There is no mention of an MRMC comparative effectiveness study, nor any data on how human readers (or surgeons in this context) improve with or without AI (device) assistance. The device is a physical surgical instrument resulting from preoperative planning, not explicitly an AI diagnostic tool for image interpretation.

6. If a standalone (i.e. algorithm only without human-in-the-loop performance) was done

The device is a "patient-matched additively manufactured single use surgical instrument (PSI)" based on "preoperative planning." The planning process involves a "clinician delineat[ing] the tumor on the MRI" and approving the treatment plan and PSI design. This indicates a human-in-the-loop process. No standalone algorithm performance data without human input is mentioned or applicable given the nature of the device.

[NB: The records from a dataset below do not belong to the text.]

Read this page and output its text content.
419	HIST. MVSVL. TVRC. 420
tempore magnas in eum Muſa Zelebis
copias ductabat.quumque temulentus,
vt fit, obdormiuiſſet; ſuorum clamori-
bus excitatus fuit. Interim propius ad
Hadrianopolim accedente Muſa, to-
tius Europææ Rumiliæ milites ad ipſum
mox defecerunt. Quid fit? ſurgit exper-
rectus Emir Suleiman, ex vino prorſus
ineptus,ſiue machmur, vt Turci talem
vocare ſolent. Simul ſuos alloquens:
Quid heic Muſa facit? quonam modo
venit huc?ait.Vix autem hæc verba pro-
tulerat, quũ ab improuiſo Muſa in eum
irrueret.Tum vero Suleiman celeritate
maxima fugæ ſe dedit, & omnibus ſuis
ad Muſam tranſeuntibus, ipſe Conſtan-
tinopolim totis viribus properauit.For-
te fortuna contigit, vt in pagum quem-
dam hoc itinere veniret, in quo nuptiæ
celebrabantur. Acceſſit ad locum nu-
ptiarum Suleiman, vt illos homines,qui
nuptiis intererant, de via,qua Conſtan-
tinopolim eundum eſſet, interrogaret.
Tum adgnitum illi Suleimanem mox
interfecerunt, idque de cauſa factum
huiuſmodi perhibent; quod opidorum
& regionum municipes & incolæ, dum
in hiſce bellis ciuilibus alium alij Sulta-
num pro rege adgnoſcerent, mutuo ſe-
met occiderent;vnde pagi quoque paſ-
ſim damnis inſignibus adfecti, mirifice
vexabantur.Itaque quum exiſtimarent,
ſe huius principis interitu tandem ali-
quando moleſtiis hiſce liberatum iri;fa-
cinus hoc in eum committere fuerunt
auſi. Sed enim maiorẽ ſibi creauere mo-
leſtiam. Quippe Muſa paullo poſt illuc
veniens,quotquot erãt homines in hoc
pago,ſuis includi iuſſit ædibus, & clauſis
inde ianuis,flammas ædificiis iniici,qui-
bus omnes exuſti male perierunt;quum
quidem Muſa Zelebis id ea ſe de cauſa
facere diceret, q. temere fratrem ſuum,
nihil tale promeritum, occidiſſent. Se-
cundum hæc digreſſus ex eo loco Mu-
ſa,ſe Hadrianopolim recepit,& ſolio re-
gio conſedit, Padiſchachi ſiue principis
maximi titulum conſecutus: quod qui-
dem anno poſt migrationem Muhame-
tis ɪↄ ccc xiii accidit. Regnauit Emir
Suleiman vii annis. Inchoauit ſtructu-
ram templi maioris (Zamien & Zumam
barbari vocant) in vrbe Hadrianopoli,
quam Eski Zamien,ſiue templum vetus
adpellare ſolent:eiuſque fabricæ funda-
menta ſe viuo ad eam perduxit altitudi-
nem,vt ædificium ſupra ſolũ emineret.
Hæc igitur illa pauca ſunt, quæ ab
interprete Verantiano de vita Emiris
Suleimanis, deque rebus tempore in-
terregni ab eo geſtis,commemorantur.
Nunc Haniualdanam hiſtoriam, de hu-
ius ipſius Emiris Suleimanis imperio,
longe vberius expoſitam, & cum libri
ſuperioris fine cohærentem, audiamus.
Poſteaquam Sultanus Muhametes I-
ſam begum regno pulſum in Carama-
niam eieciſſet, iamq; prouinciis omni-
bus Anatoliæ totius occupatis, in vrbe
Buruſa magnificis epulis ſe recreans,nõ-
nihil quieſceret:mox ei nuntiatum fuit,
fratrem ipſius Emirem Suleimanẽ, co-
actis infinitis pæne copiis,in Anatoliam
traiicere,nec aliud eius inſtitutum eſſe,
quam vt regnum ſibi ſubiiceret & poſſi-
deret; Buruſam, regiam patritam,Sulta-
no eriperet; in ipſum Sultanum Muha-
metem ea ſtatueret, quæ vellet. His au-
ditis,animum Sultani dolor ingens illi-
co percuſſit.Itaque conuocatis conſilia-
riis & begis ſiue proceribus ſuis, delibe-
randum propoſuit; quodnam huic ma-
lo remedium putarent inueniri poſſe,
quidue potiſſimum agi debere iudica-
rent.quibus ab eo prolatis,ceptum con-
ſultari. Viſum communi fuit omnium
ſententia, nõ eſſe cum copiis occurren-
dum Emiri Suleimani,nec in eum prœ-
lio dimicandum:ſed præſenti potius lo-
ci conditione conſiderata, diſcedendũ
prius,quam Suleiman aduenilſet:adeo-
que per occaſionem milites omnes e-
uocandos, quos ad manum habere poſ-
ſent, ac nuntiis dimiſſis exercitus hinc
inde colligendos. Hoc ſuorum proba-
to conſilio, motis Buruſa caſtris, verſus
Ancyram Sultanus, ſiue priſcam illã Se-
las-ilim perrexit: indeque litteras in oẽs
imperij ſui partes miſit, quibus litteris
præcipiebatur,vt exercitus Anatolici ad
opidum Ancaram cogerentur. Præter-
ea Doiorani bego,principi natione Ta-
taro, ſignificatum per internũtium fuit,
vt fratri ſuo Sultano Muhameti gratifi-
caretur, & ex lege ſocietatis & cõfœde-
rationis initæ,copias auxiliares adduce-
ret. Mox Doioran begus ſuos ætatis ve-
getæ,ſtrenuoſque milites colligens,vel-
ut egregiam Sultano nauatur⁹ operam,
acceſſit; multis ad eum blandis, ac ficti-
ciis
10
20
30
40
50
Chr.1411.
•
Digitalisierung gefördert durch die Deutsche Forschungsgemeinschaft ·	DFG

7. The type of ground truth used

For the design and approval process, the "treating clinician's approval" and "validation" serves as the ground truth for shaping the PSI. For the performance of the manufactured device, "dimensional stability," "mechanical testing," and "simulated use testing on cadaveric specimen" would rely on physical measurements and surgical outcomes on cadavers. The "OUS published case series" would likely rely on clinical outcomes. However, a specific, generalized "ground truth" definition for a test set that would validate the device's accuracy in a structured study format (e.g., expert consensus on image interpretation, pathology, or long-term patient outcomes for a large cohort) is not described.

8. The sample size for the training set

The document describes a custom manufacturing process where the device is "designed starting from patient medical images." This implies a patient-specific design, not a general algorithm that is "trained" on a large dataset in the typical sense of machine learning. While there might be internal design rules or algorithms, the concept of a "training set" as understood in a machine learning context for diagnostic AI is not explicitly described or applicable in the provided information about this custom-manufactured surgical instrument.

9. How the ground truth for the training set was established

As there is no described "training set" in the context of an AI algorithm, this question is not applicable based on the provided text. The "ground truth" for the device's design is the clinician's approval of the proposed plan and PSI.